Discussion Character
- Exploratory
- Technical explanation
- Mathematical reasoning
- Debate/contested
Main Points Raised
- One participant asks for a systematic method to solve for C given A and B, providing a simple example where A=(1,2)^t and B=(2,4)^t, leading to C=2.
- Another participant suggests that the solution depends on the dimensions of A and B, indicating that the simplest method involves writing out the components and solving the resulting system of equations.
- A third participant notes that the i'th column of C only affects the i'th column of B, simplifying the problem to a set of linear equations that may have zero, one, or multiple solutions based on the dimensions and rank of A.
- A participant presents a method involving the use of the transpose of A and its inverse to derive C, but expresses confusion when the calculated C does not satisfy the original equation A*C=B in a specific example.
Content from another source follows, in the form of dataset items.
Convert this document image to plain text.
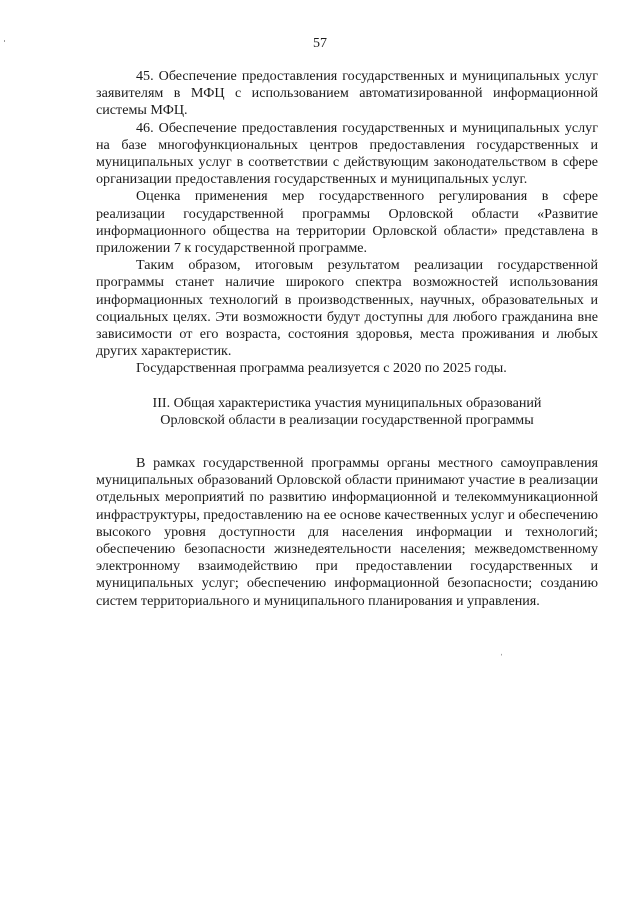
57

45. Обеспечение предоставления государственных и муниципальных услуг заявителям в МФЦ с использованием автоматизированной информационной системы МФЦ.

46. Обеспечение предоставления государственных и муниципальных услуг на базе многофункциональных центров предоставления государственных и муниципальных услуг в соответствии с действующим законодательством в сфере организации предоставления государственных и муниципальных услуг.

Оценка применения мер государственного регулирования в сфере реализации государственной программы Орловской области «Развитие информационного общества на территории Орловской области» представлена в приложении 7 к государственной программе.

Таким образом, итоговым результатом реализации государственной программы станет наличие широкого спектра возможностей использования информационных технологий в производственных, научных, образовательных и социальных целях. Эти возможности будут доступны для любого гражданина вне зависимости от его возраста, состояния здоровья, места проживания и любых других характеристик.

Государственная программа реализуется с 2020 по 2025 годы.

III. Общая характеристика участия муниципальных образований
Орловской области в реализации государственной программы

В рамках государственной программы органы местного самоуправления муниципальных образований Орловской области принимают участие в реализации отдельных мероприятий по развитию информационной и телекоммуникационной инфраструктуры, предоставлению на ее основе качественных услуг и обеспечению высокого уровня доступности для населения информации и технологий; обеспечению безопасности жизнедеятельности населения; межведомственному электронному взаимодействию при предоставлении государственных и муниципальных услуг; обеспечению информационной безопасности; созданию систем территориального и муниципального планирования и управления.

ˌ
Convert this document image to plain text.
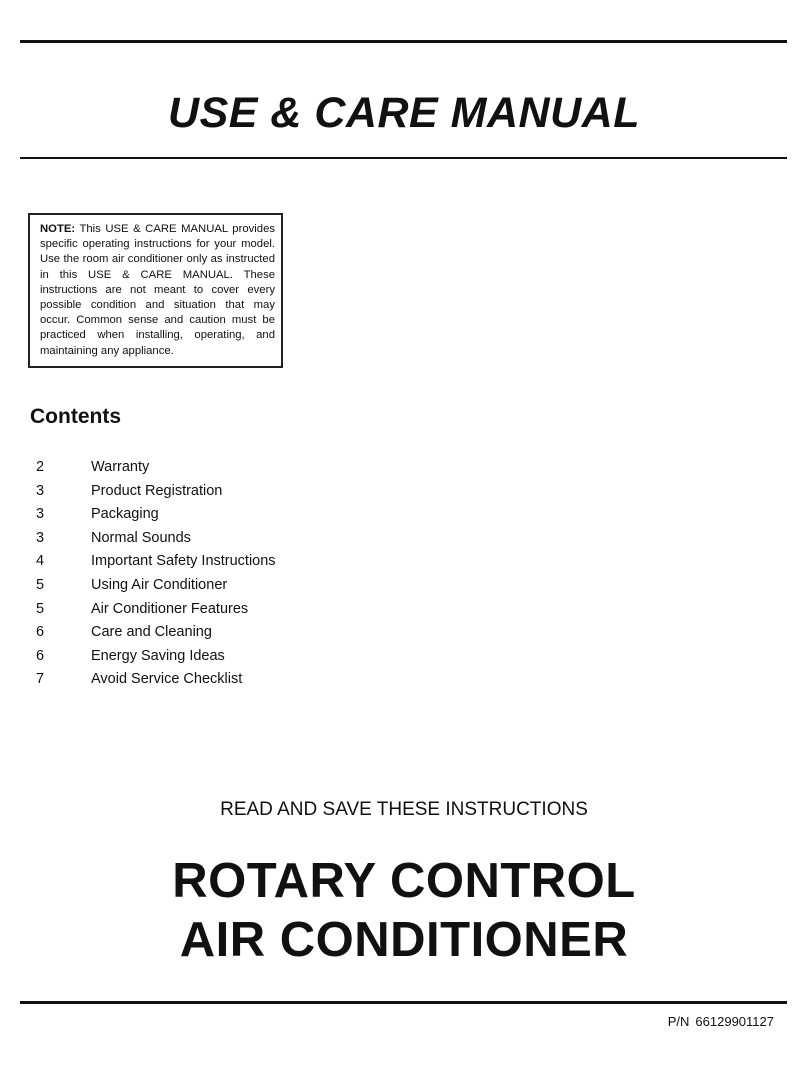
USE & CARE MANUAL
NOTE: This USE & CARE MANUAL provides specific operating instructions for your model. Use the room air conditioner only as instructed in this USE & CARE MANUAL. These instructions are not meant to cover every possible condition and situation that may occur. Common sense and caution must be practiced when installing, operating, and maintaining any appliance.
Contents
2	Warranty
3	Product Registration
3	Packaging
3	Normal Sounds
4	Important Safety Instructions
5	Using Air Conditioner
5	Air Conditioner Features
6	Care and Cleaning
6	Energy Saving Ideas
7	Avoid Service Checklist
READ AND SAVE THESE INSTRUCTIONS
ROTARY CONTROL
AIR CONDITIONER
P/N 66129901127
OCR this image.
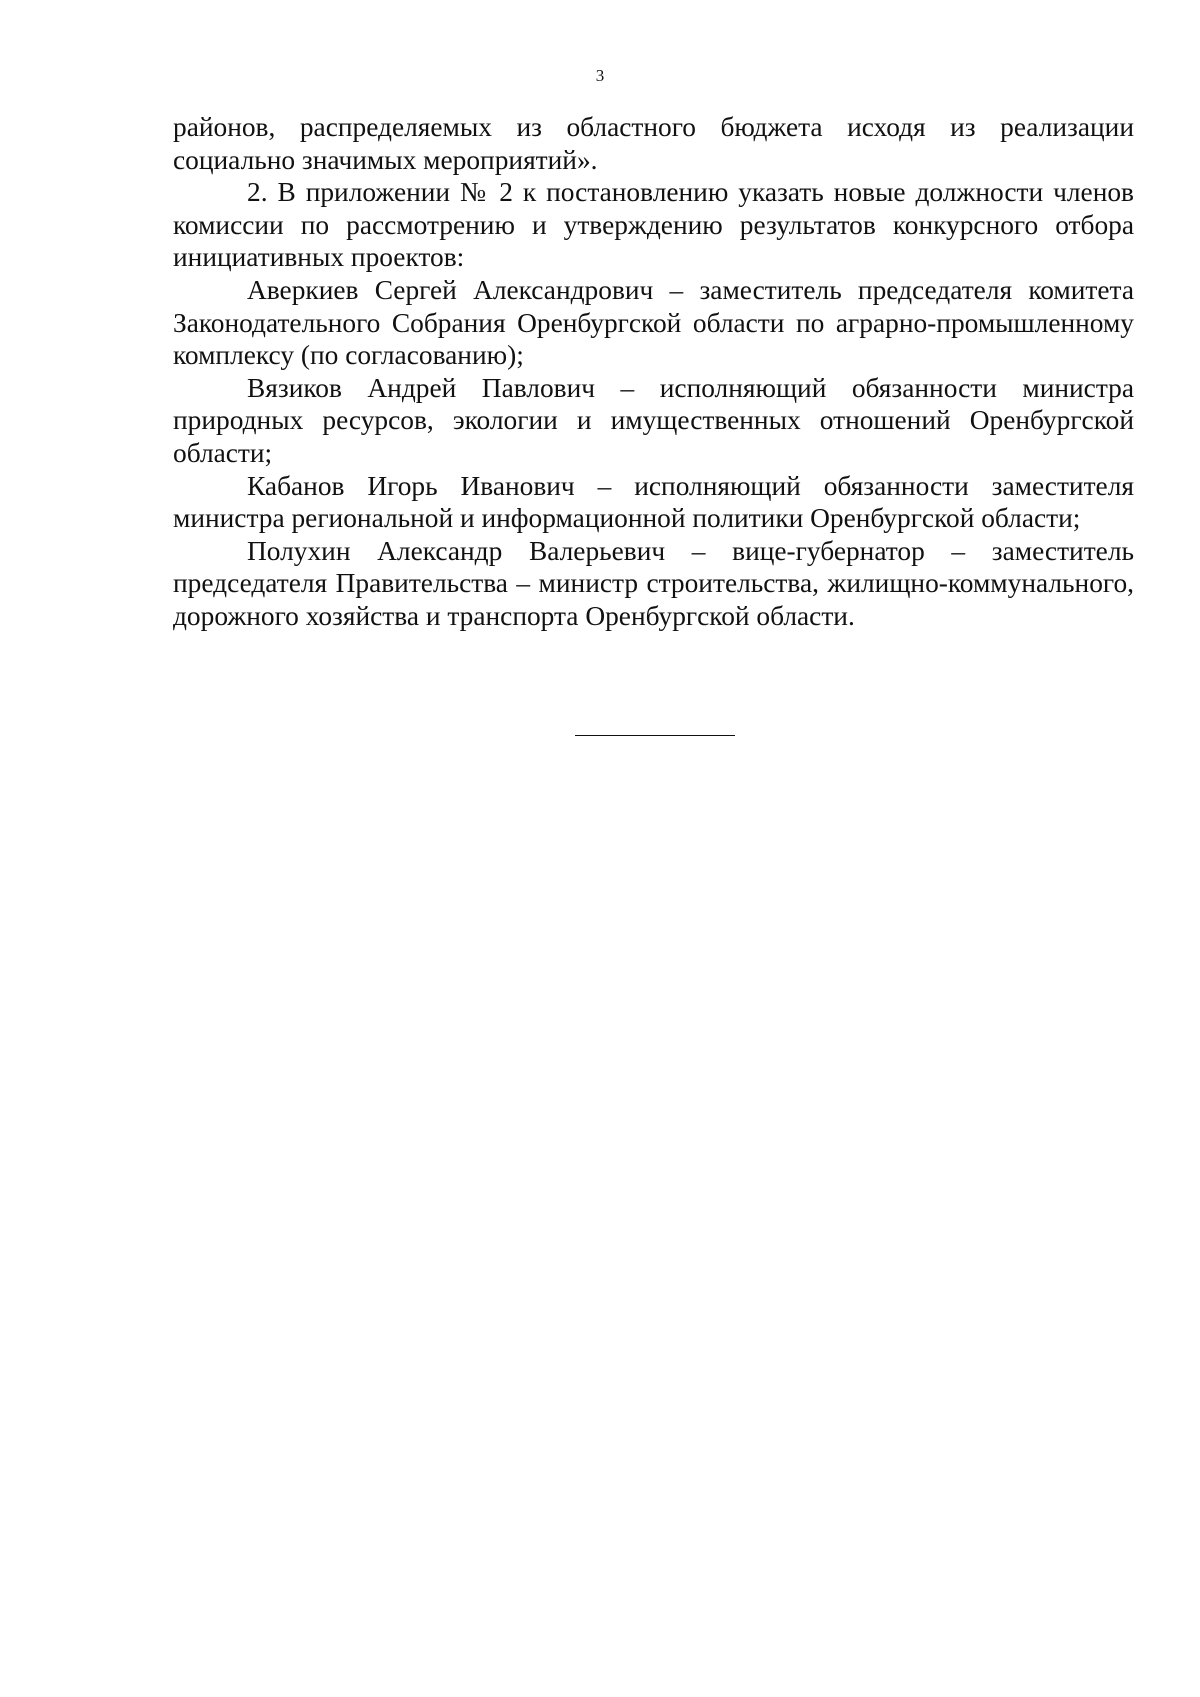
3

районов, распределяемых из областного бюджета исходя из реализации социально значимых мероприятий».

2. В приложении № 2 к постановлению указать новые должности членов комиссии по рассмотрению и утверждению результатов конкурсного отбора инициативных проектов:

Аверкиев Сергей Александрович – заместитель председателя комитета Законодательного Собрания Оренбургской области по аграрно-промышленному комплексу (по согласованию);

Вязиков Андрей Павлович – исполняющий обязанности министра природных ресурсов, экологии и имущественных отношений Оренбургской области;

Кабанов Игорь Иванович – исполняющий обязанности заместителя министра региональной и информационной политики Оренбургской области;

Полухин Александр Валерьевич – вице-губернатор – заместитель председателя Правительства – министр строительства, жилищно-коммунального, дорожного хозяйства и транспорта Оренбургской области.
Areas of Agreement / Disagreement
Participants express differing views on the method of solving for C, with some proposing specific techniques while others highlight potential pitfalls or conditions under which solutions may not exist. The discussion remains unresolved regarding the effectiveness of the proposed method involving the inverse of A^t.A.
Contextual Notes
Participants mention the importance of the rank of A and the dimensions of the matrices involved, indicating that these factors influence the existence and uniqueness of solutions. There is also mention of potential singularity issues with A^t.A.